Tower Strikes Deal with Isle of Capri for $700M Provence
If it wins the city's second gaming license, Tower Entertainment LLC will put Isle of Capri Casinos Inc. in as manager of a $700 million resort and casino, The Provence, a proposed project for the site of the iconic Philadelphia Inquirer building along North Broad Street.
“The Provence and Isle of Capri are a perfect match to build and operate a truly world-class resort and casino complex in the heart of Center City Philadelphia,” said Bart Blatstein, president and CEO for Tower, the developer. “This project is a game-changer, not only for Philadelphia, but for Pennsylvania’s gaming industry."
As part of the agreement, Isle of Capri loaned $25 million to Tower's joint venture in the form of a stand-by letter of credit that is earmarked for securing the state gaming license fee related to project, according to an SEC filing. The Isle of Capri also has the option to convert the loan into a minority interest if Tower wins the nod for the second gaming license.
In Tower's press release, Blatstein noted his close friendship with Isle of Capri CEO Virginia McDowell, a native of Philadelphia, graduate of Temple University and a former member of Temple’s President’s Advisory Board, on which she served along with Blatstein.
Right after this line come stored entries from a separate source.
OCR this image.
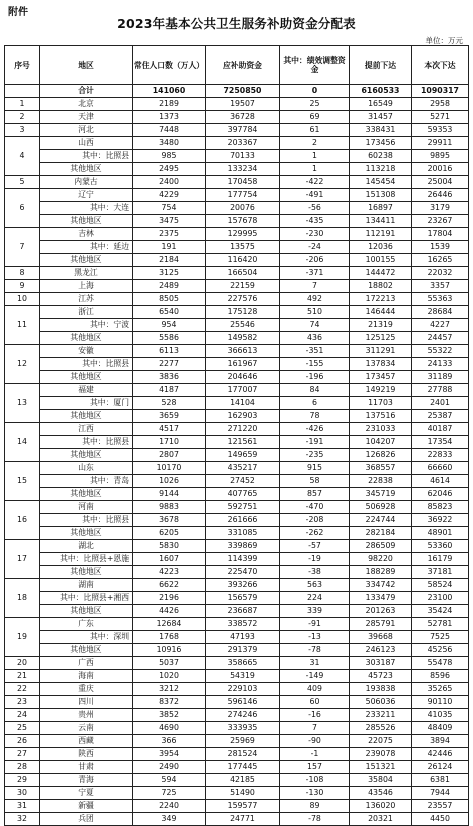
附件
2023年基本公共卫生服务补助资金分配表
单位：万元
序号	地区	常住人口数（万人）	应补助资金	其中：绩效调整资金	提前下达	本次下达
	合计	141060	7250850	0	6160533	1090317
1	北京	2189	19507	25	16549	2958
2	天津	1373	36728	69	31457	5271
3	河北	7448	397784	61	338431	59353
4	山西	3480	203367	2	173456	29911
	其中：比照县	985	70133	1	60238	9895
	其他地区	2495	133234	1	113218	20016
5	内蒙古	2400	170458	-422	145454	25004
6	辽宁	4229	177754	-491	151308	26446
	其中：大连	754	20076	-56	16897	3179
	其他地区	3475	157678	-435	134411	23267
7	吉林	2375	129995	-230	112191	17804
	其中：延边	191	13575	-24	12036	1539
	其他地区	2184	116420	-206	100155	16265
8	黑龙江	3125	166504	-371	144472	22032
9	上海	2489	22159	7	18802	3357
10	江苏	8505	227576	492	172213	55363
11	浙江	6540	175128	510	146444	28684
	其中：宁波	954	25546	74	21319	4227
	其他地区	5586	149582	436	125125	24457
12	安徽	6113	366613	-351	311291	55322
	其中：比照县	2277	161967	-155	137834	24133
	其他地区	3836	204646	-196	173457	31189
13	福建	4187	177007	84	149219	27788
	其中：厦门	528	14104	6	11703	2401
	其他地区	3659	162903	78	137516	25387
14	江西	4517	271220	-426	231033	40187
	其中：比照县	1710	121561	-191	104207	17354
	其他地区	2807	149659	-235	126826	22833
15	山东	10170	435217	915	368557	66660
	其中：青岛	1026	27452	58	22838	4614
	其他地区	9144	407765	857	345719	62046
16	河南	9883	592751	-470	506928	85823
	其中：比照县	3678	261666	-208	224744	36922
	其他地区	6205	331085	-262	282184	48901
17	湖北	5830	339869	-57	286509	53360
	其中：比照县+恩施	1607	114399	-19	98220	16179
	其他地区	4223	225470	-38	188289	37181
18	湖南	6622	393266	563	334742	58524
	其中：比照县+湘西	2196	156579	224	133479	23100
	其他地区	4426	236687	339	201263	35424
19	广东	12684	338572	-91	285791	52781
	其中：深圳	1768	47193	-13	39668	7525
	其他地区	10916	291379	-78	246123	45256
20	广西	5037	358665	31	303187	55478
21	海南	1020	54319	-149	45723	8596
22	重庆	3212	229103	409	193838	35265
23	四川	8372	596146	60	506036	90110
24	贵州	3852	274246	-16	233211	41035
25	云南	4690	333935	7	285526	48409
26	西藏	366	25969	-90	22075	3894
27	陕西	3954	281524	-1	239078	42446
28	甘肃	2490	177445	157	151321	26124
29	青海	594	42185	-108	35804	6381
30	宁夏	725	51490	-130	43546	7944
31	新疆	2240	159577	89	136020	23557
32	兵团	349	24771	-78	20321	4450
“Virginia and the entire Isle of Capri management team have a long and successful operating history in many jurisdictions around the country, including extensive experience in Atlantic City and on the east coast, as well as a documented track record of integrating hotels and entertainment complexes to create amazing guest experiences," Blatstein added.
Tower had planned to use Hard Rock Resort and Casino International as the manager. The contract was recently terminated due to certain timing requirements related to licensing by the PGCB, a deadline that Hard Rock's management didn't believe it could meet, according to Blatstein.
Isle of Capri previously was been approved for licensure by the PGCB to manage and operate Lady Luck Casino at Nemacolin Woodlands Resort in southwestern Pennsylvania.
The Provence is a 1.25 million-square-foot proposal, calling for a 125-key hotel to be housed in the landmark tower of the former newspaper building. The casino, totaling 120,000 square feet, will house 3,300 gaming machines and 150 table games. The development also calls for a 120,000-square-foot family-oriented rooftop village; 75,000 square-foot concert hall; eight restaurants; private swim club with two pools; 9,000 square-foot nightclub; 60,000 square feet of upscale shops; 20,000 square-foot Spa & Fitness Center; 50,000 combined square-feet of meeting and event space; and two indoor parking garages. The Casino at The Provence comprises less than 20 percent of the complex’s total scope.
The developer is projecting the resort and casino will result in 3,500 jobs and $9 million in city tax revenues related to construction. After its completed, another 3,500 jobs and $25 million of annual tax revenue are projected from gaming revenue, ongoing operations and ancillary spending. Tower plans to fill more than 2,000 permanent and temporary jobs with residents in the surrounding area.
If developed, the Provence could spark two million to three million of commercial and residential development during the next decade, which could equate to $1 billion of investment in the Center City as well as serve as a catalyst for bookings at the expanded Pennsylvania Convention Center and tourism. As for the state, Tower projects the project will create 11,400 jobs and $30 million in tax revenues during construction and 7,800 jobs and $199 million in annual revenue once it's up and running.